For anyone who has worked inside national security institutions, that distinction is not academic. Bureaucracies respond to what is explicitly prohibited, not to what officials privately intend. A “lawful use” clause is a floor, not a ceiling — and when executive interpretations of legality become more elastic, that floor tends to drop. The history of US domestic surveillance programs is substantially a history of capabilities expanding to fill the space that ambiguous authorization failed to close. As the surveillance practices revealed by Edward Snowden demonstrated, programs can be defended as lawful under prevailing interpretations for years before being curtailed through litigation or legislation. Anchoring a restraint in current legality means the restraint dissolves precisely when the political environment shifts — which is exactly when it is most needed.

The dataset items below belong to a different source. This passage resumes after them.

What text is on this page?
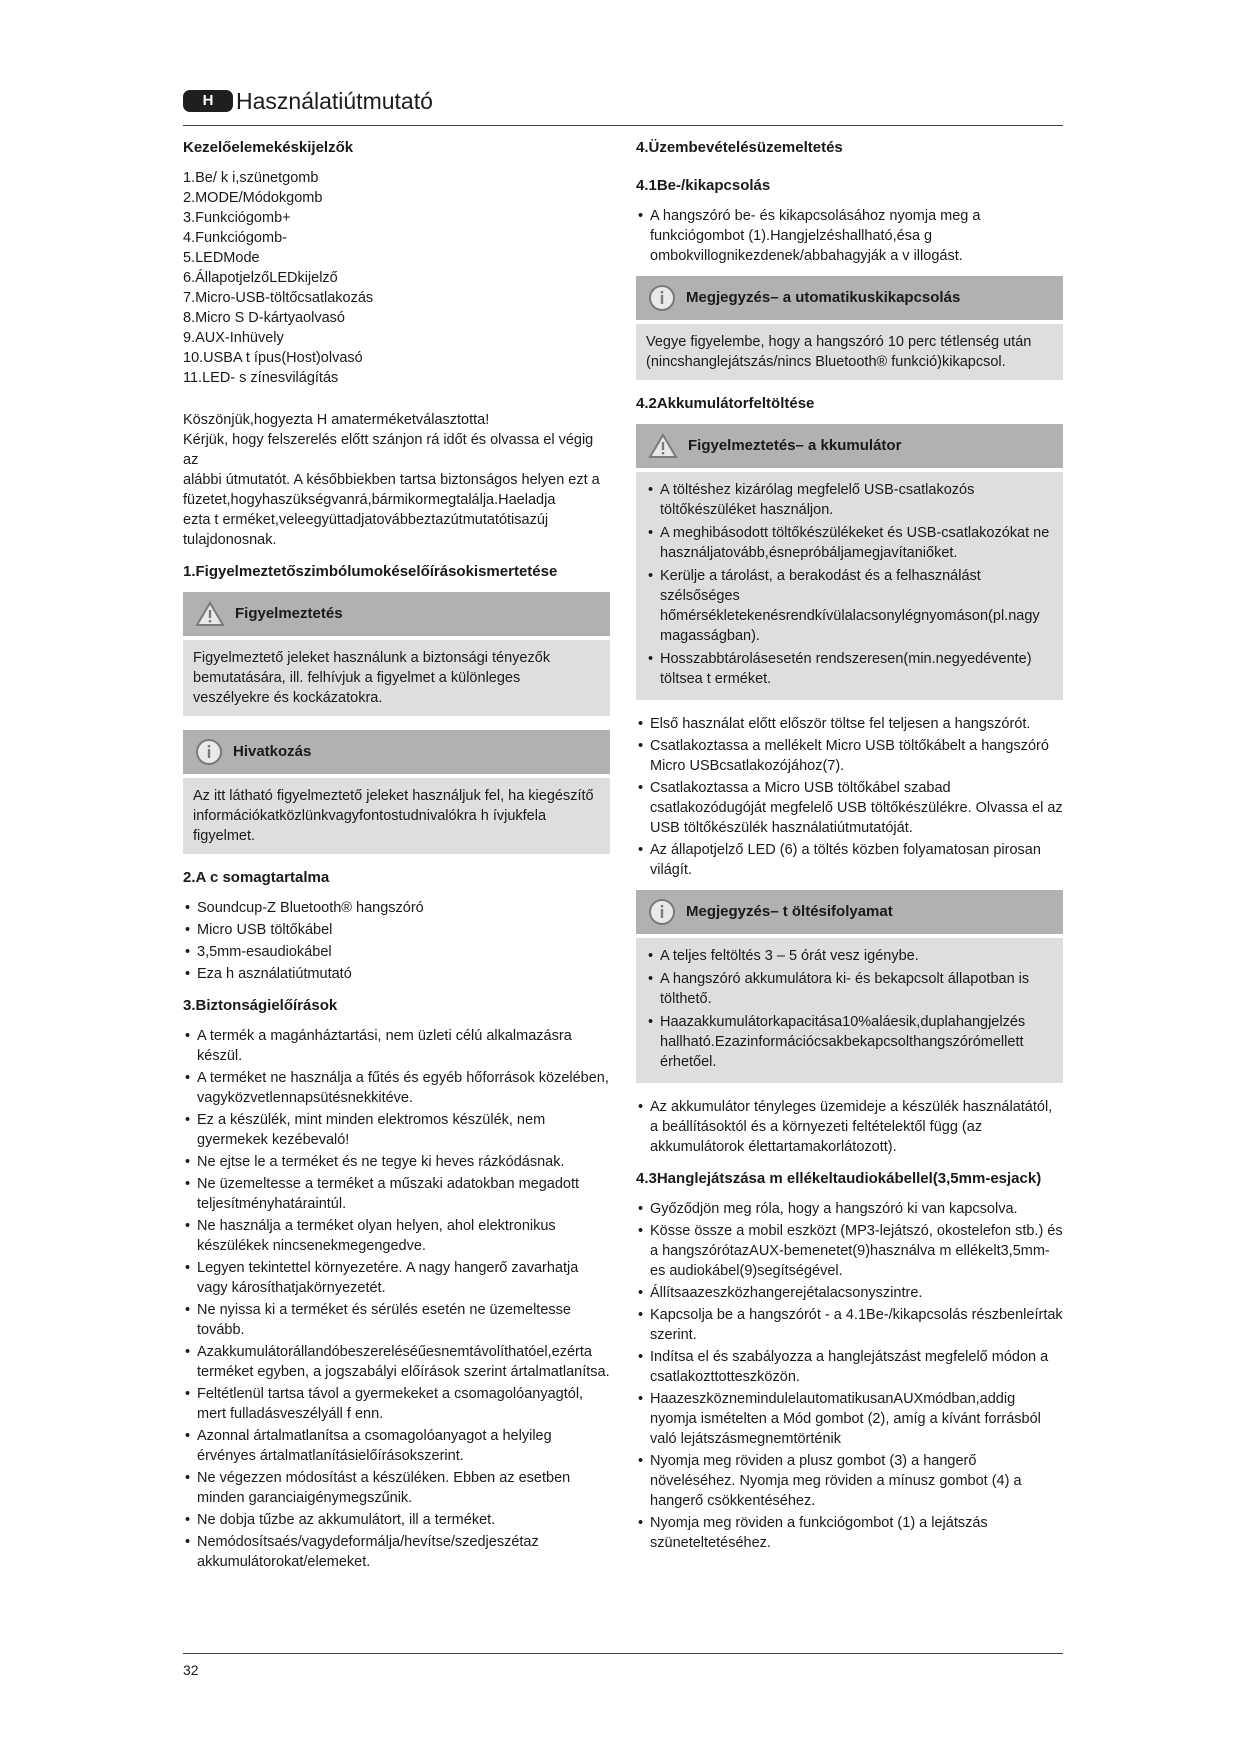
H Használatiútmutató
Kezelőelemekéskijelzők
1.Be/ k i,szünetgomb
2.MODE/Módokgomb
3.Funkciógomb+
4.Funkciógomb-
5.LEDMode
6.ÁllapotjelzőLEDkijelző
7.Micro-USB-töltőcsatlakozás
8.Micro S D-kártyaolvasó
9.AUX-Inhüvely
10.USBA t ípus(Host)olvasó
11.LED- s zínesvilágítás
Köszönjük,hogyezta H amaterméketválasztotta!
Kérjük, hogy felszerelés előtt szánjon rá időt és olvassa el végig az
alábbi útmutatót. A későbbiekben tartsa biztonságos helyen ezt a
füzetet,hogyhaszükségvanrá,bármikormegtalálja.Haeladja
ezta t erméket,veleegyüttadjatovábbeztazútmutatótisazúj
tulajdonosnak.
1.Figyelmeztetőszimbólumokéselőírásokismertetése
Figyelmeztetés
Figyelmeztető jeleket használunk a biztonsági tényezők bemutatására, ill. felhívjuk a figyelmet a különleges veszélyekre és kockázatokra.
Hivatkozás
Az itt látható figyelmeztető jeleket használjuk fel, ha kiegészítő információkatközlünkvagyfontostudnivalókra h ívjukfela figyelmet.
2.A c somagtartalma
• Soundcup-Z Bluetooth® hangszóró
• Micro USB töltőkábel
• 3,5mm-esaudiokábel
• Eza h asználatiútmutató
3.Biztonságielőírások
• A termék a magánháztartási, nem üzleti célú alkalmazásra készül.
• A terméket ne használja a fűtés és egyéb hőforrások közelében, vagyközvetlennapsütésnekkitéve.
• Ez a készülék, mint minden elektromos készülék, nem gyermekek kezébevaló!
• Ne ejtse le a terméket és ne tegye ki heves rázkódásnak.
• Ne üzemeltesse a terméket a műszaki adatokban megadott teljesítményhatáraintúl.
• Ne használja a terméket olyan helyen, ahol elektronikus készülékek nincsenekmegengedve.
• Legyen tekintettel környezetére. A nagy hangerő zavarhatja vagy károsíthatjakörnyezetét.
• Ne nyissa ki a terméket és sérülés esetén ne üzemeltesse tovább.
• Azakkumulátorállandóbeszereléséűesnemtávolíthatóel,ezérta terméket egyben, a jogszabályi előírások szerint ártalmatlanítsa.
• Feltétlenül tartsa távol a gyermekeket a csomagolóanyagtól, mert fulladásveszélyáll f enn.
• Azonnal ártalmatlanítsa a csomagolóanyagot a helyileg érvényes ártalmatlanításielőírásokszerint.
• Ne végezzen módosítást a készüléken. Ebben az esetben minden garanciaigénymegszűnik.
• Ne dobja tűzbe az akkumulátort, ill a terméket.
• Nemódosítsaés/vagydeformálja/hevítse/szedjeszétaz akkumulátorokat/elemeket.
4.Üzembevételésüzemeltetés
4.1Be-/kikapcsolás
• A hangszóró be- és kikapcsolásához nyomja meg a funkciógombot (1).Hangjelzéshallható,ésa g ombokvillognikezdenek/abbahagyják a v illogást.
Megjegyzés– a utomatikuskikapcsolás
Vegye figyelembe, hogy a hangszóró 10 perc tétlenség után (nincshanglejátszás/nincs Bluetooth® funkció)kikapcsol.
4.2Akkumulátorfeltöltése
Figyelmeztetés– a kkumulátor
• A töltéshez kizárólag megfelelő USB-csatlakozós töltőkészüléket használjon.
• A meghibásodott töltőkészülékeket és USB-csatlakozókat ne használjatovább,ésnepróbáljamegjavítaniőket.
• Kerülje a tárolást, a berakodást és a felhasználást szélsőséges hőmérsékletekenésrendkívülalacsonylégnyomáson(pl.nagy magasságban).
• Hosszabbtárolásesetén rendszeresen(min.negyedévente) töltsea t erméket.
• Első használat előtt először töltse fel teljesen a hangszórót.
• Csatlakoztassa a mellékelt Micro USB töltőkábelt a hangszóró Micro USBcsatlakozójához(7).
• Csatlakoztassa a Micro USB töltőkábel szabad csatlakozódugóját megfelelő USB töltőkészülékre. Olvassa el az USB töltőkészülék használatiútmutatóját.
• Az állapotjelző LED (6) a töltés közben folyamatosan pirosan világít.
Megjegyzés– t öltésifolyamat
• A teljes feltöltés 3 – 5 órát vesz igénybe.
• A hangszóró akkumulátora ki- és bekapcsolt állapotban is tölthető.
• Haazakkumulátorkapacitása10%aláesik,duplahangjelzés hallható.Ezazinformációcsakbekapcsolthangszórómellett érhetőel.
• Az akkumulátor tényleges üzemideje a készülék használatától, a beállításoktól és a környezeti feltételektől függ (az akkumulátorok élettartamakorlátozott).
4.3Hanglejátszása m ellékeltaudiokábellel(3,5mm-esjack)
• Győződjön meg róla, hogy a hangszóró ki van kapcsolva.
• Kösse össze a mobil eszközt (MP3-lejátszó, okostelefon stb.) és a hangszórótazAUX-bemenetet(9)használva m ellékelt3,5mm-es audiokábel(9)segítségével.
• Állítsaazeszközhangerejétalacsonyszintre.
• Kapcsolja be a hangszórót - a 4.1Be-/kikapcsolás részbenleírtak szerint.
• Indítsa el és szabályozza a hanglejátszást megfelelő módon a csatlakozttotteszközön.
• HaazeszköznemindulelautomatikusanAUXmódban,addig nyomja ismételten a Mód gombot (2), amíg a kívánt forrásból való lejátszásmegnemtörténik
• Nyomja meg röviden a plusz gombot (3) a hangerő növeléséhez. Nyomja meg röviden a mínusz gombot (4) a hangerő csökkentéséhez.
• Nyomja meg röviden a funkciógombot (1) a lejátszás szüneteltetéséhez.
32
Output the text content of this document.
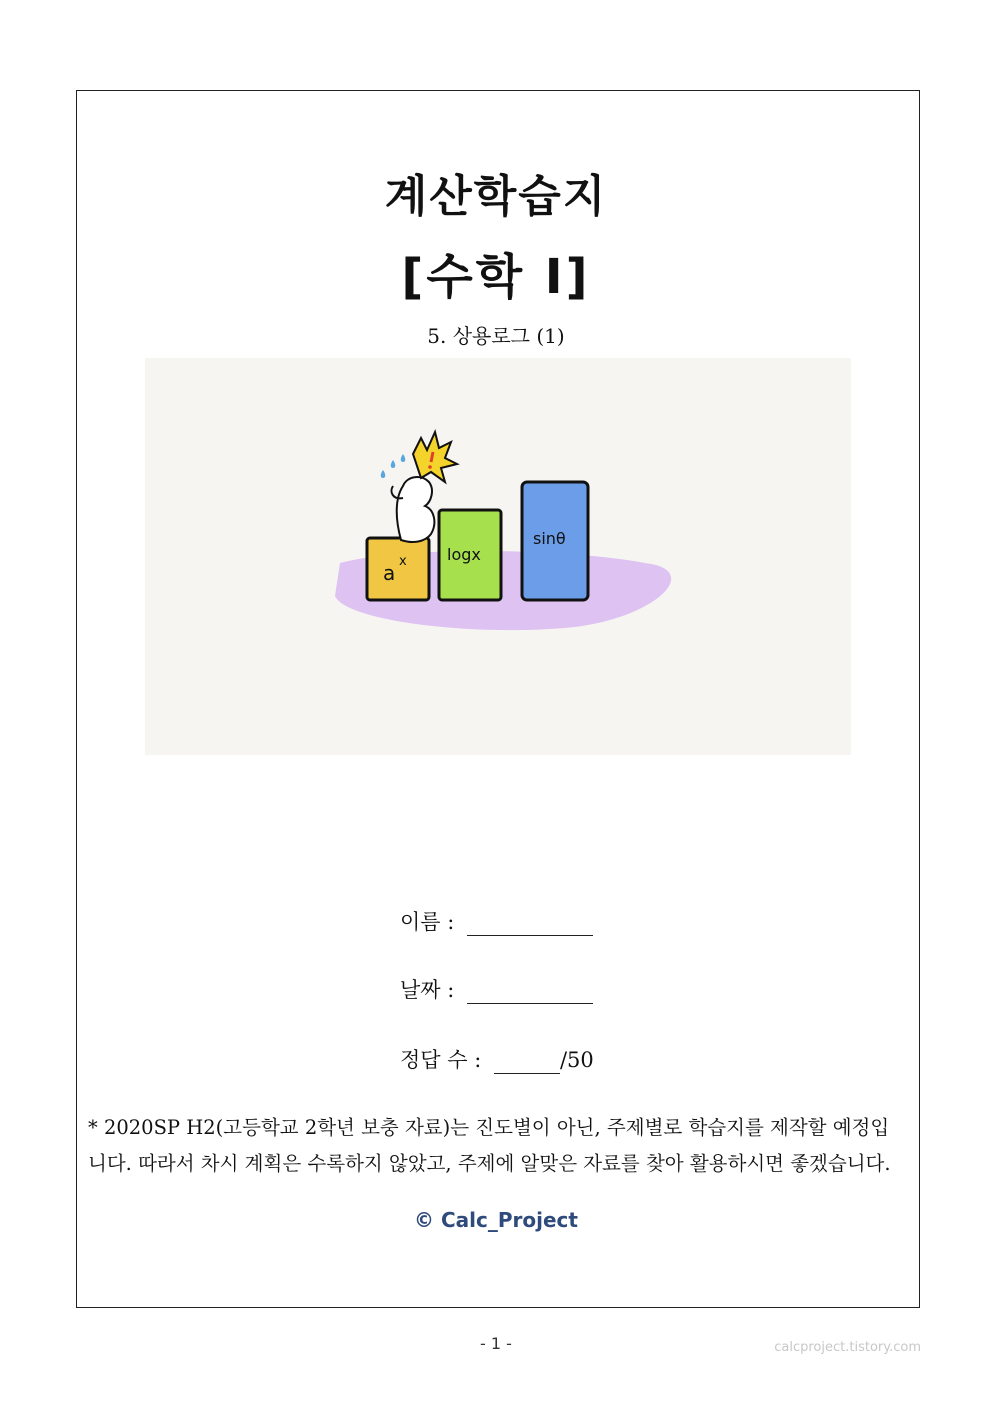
계산학습지
[수학 I]
5. 상용로그 (1)
a x	logx
sinθ
이름 :
날짜 :
정답 수 :	/50

* 2020SP H2(고등학교 2학년 보충 자료)는 진도별이 아닌, 주제별로 학습지를 제작할 예정입

니다. 따라서 차시 계획은 수록하지 않았고, 주제에 알맞은 자료를 찾아 활용하시면 좋겠습니다.

© Calc_Project
- 1 -	calcproject.tistory.com
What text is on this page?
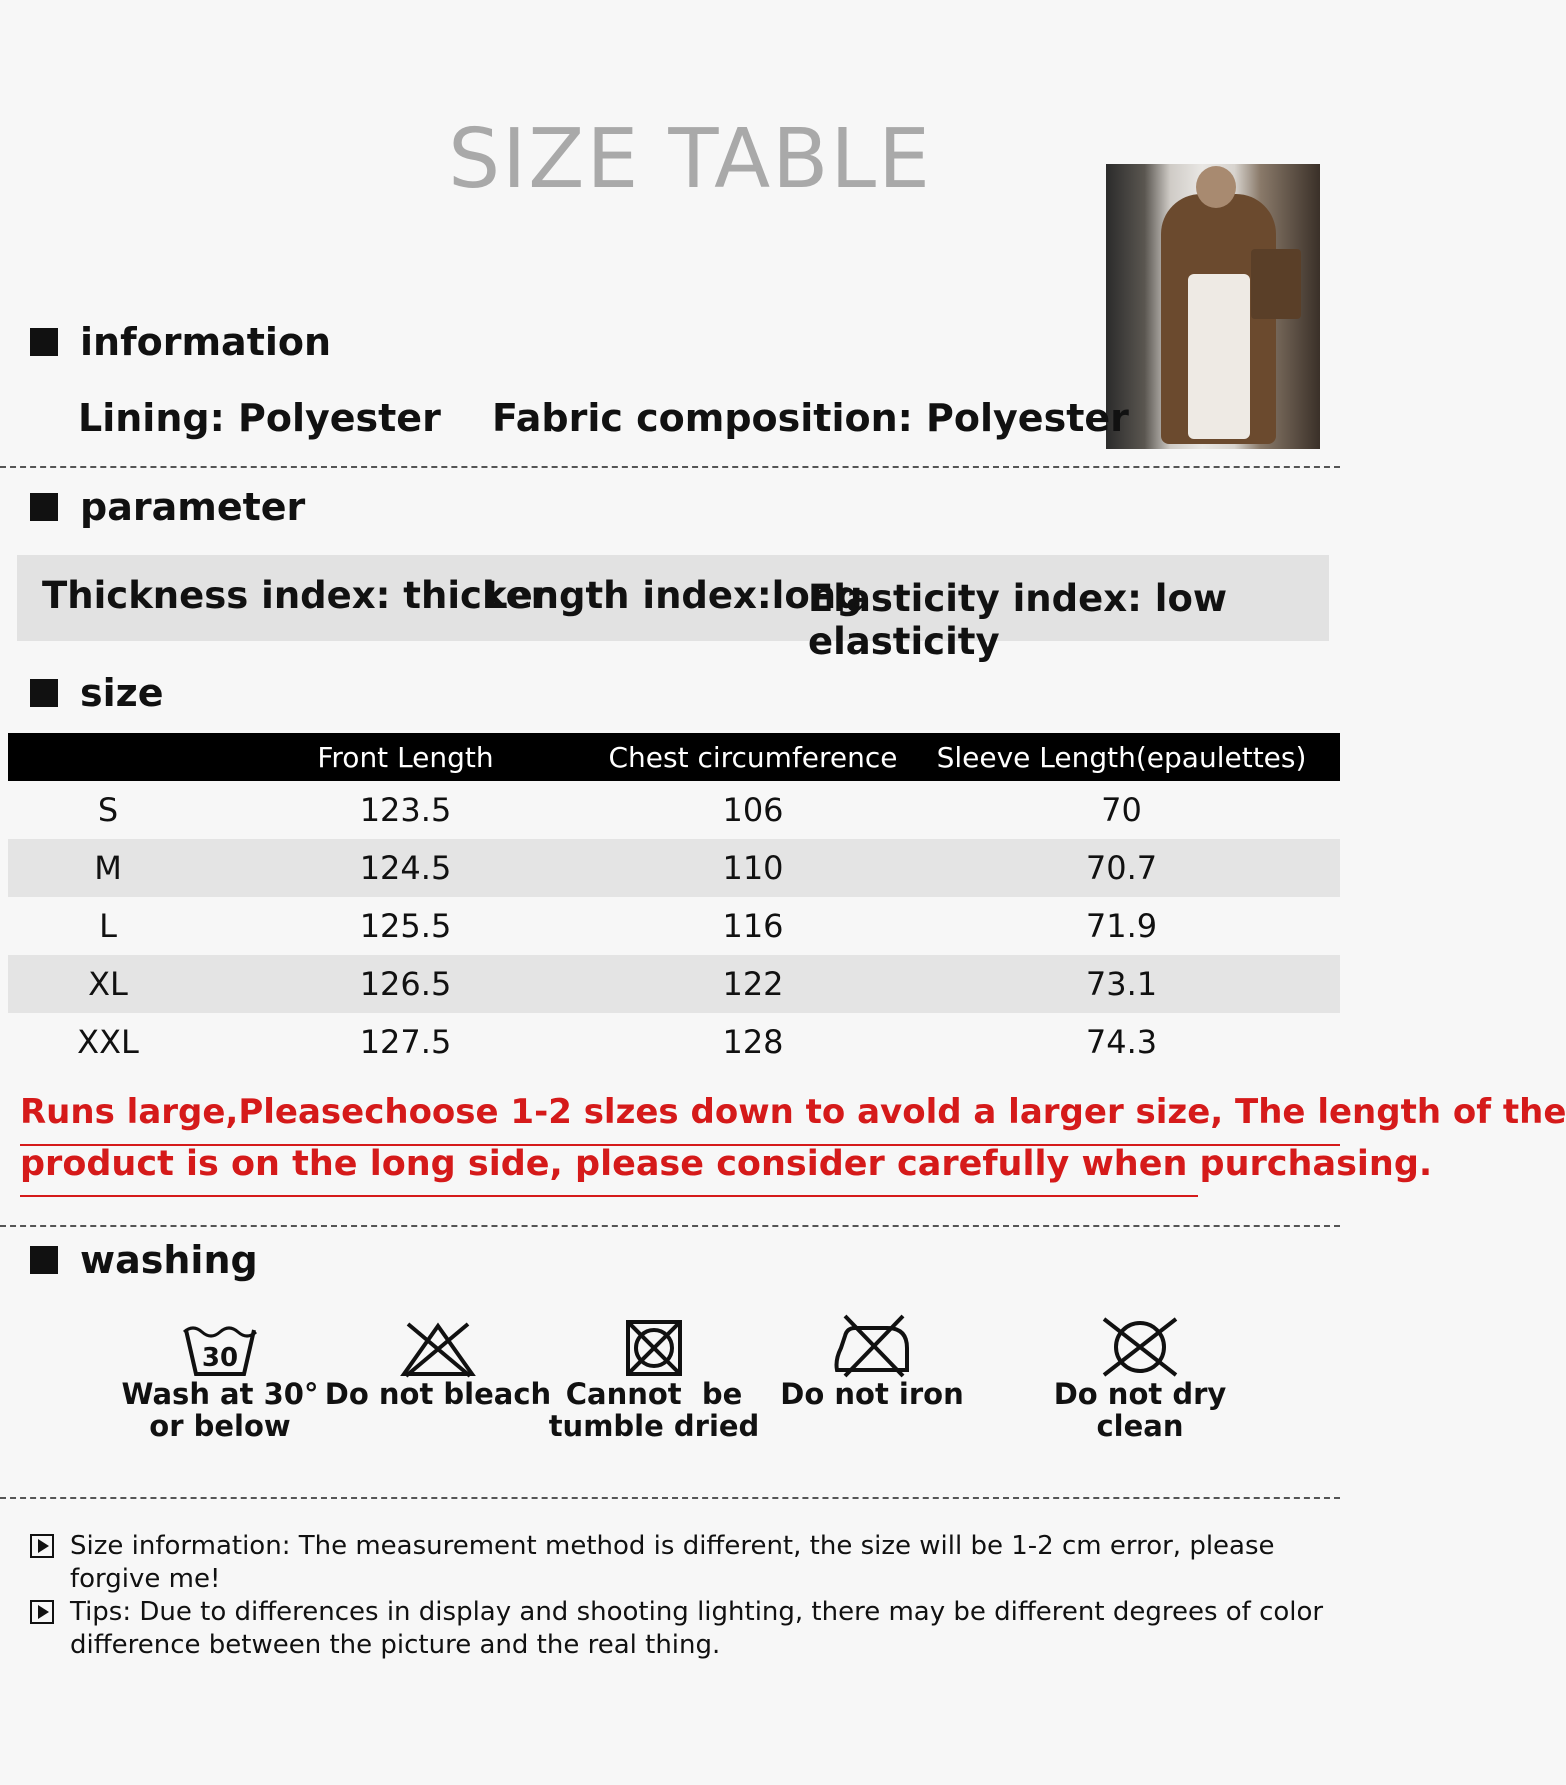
SIZE TABLE
information
Lining: Polyester Fabric composition: Polyester
parameter
Thickness index: thicker
Length index:long
Elasticity index: low elasticity
size
	Front Length	Chest circumference	Sleeve Length(epaulettes)
S	123.5	106	70
M	124.5	110	70.7
L	125.5	116	71.9
XL	126.5	122	73.1
XXL	127.5	128	74.3
Runs large,Pleasechoose 1-2 slzes down to avold a larger size, The length of the
product is on the long side, please consider carefully when purchasing.
washing
30
Wash at 30°
or below
Do not bleach Cannot  be
tumble dried
Do not iron	Do not dry clean
Size information: The measurement method is different, the size will be 1-2 cm error, please forgive me!
Tips: Due to differences in display and shooting lighting, there may be different degrees of color difference between the picture and the real thing.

The Anthropic episode is not primarily a corporate dispute. It is a precedent: a private company was effectively punished by the federal government for insisting that its technology not be turned against the citizens it was designed to serve.
The Counterargument, Taken Seriously
The standard response is that adversaries — China in particular — are already integrating AI into state security at scale, and that matching their velocity requires maximum flexibility. This argument deserves respect. I have made versions of it myself. Cyber intrusions, disinformation operations, and foreign interference unfold at machine speed. Refusing to use AI will not protect civil liberties; it will simply concede the advantage to actors who operate without constraint.
But this frames a false choice. Democratic governments cannot protect free societies by adopting the surveillance architecture of authoritarian ones. The legitimacy of democratic security institutions rests on public confidence that extraordinary powers will not be misdirected. When surveillance capability outruns public consensus, it creates a legitimacy deficit that eventually hobbles the intelligence community through loss of cooperation, congressional hostility, and judicial constraint. A capability that destroys the trust it depends on is not a strategic asset. It is a strategic liability.
The response must be structural, not rhetorical. When technological friction declines, formal guardrails must strengthen proportionally. That is now a legislative responsibility.
Congress should establish explicit statutory prohibitions on AI-enabled bulk domestic profiling absent individualized judicial authorization — not executive assurances, not “lawful use” standards, but enforceable law. AI systems deployed in domestic intelligence contexts should be subject to mandatory auditing and immutable logging, with results available to congressional oversight committees and inspectors general. Whistleblower protections must be strengthened to ensure that misuse surfaces before it becomes systemic. And ethical commitments in federal AI procurement contracts must be legally enforceable, not merely aspirational — procurement terms should include specific prohibitions, compliance milestones, and remedies for breach.
These measures are not obstacles to effective intelligence work. They are the conditions under which effective intelligence work retains democratic legitimacy — which is the only kind worth having.
Those of us who worked in counterterrorism accepted civil liberties tension because the threats were real and the constraints were meaningful. The tools we used were meant to defend a free society, not to categorize it. If AI has made surveillance faster, broader, and cheaper, then the commitment to democratic oversight must become correspondingly clearer and more enforceable.
Security and liberty have always required balance. AI has shifted the weight on the scale. The response must match the shift — before the machinery of security becomes the very threat it was built to prevent.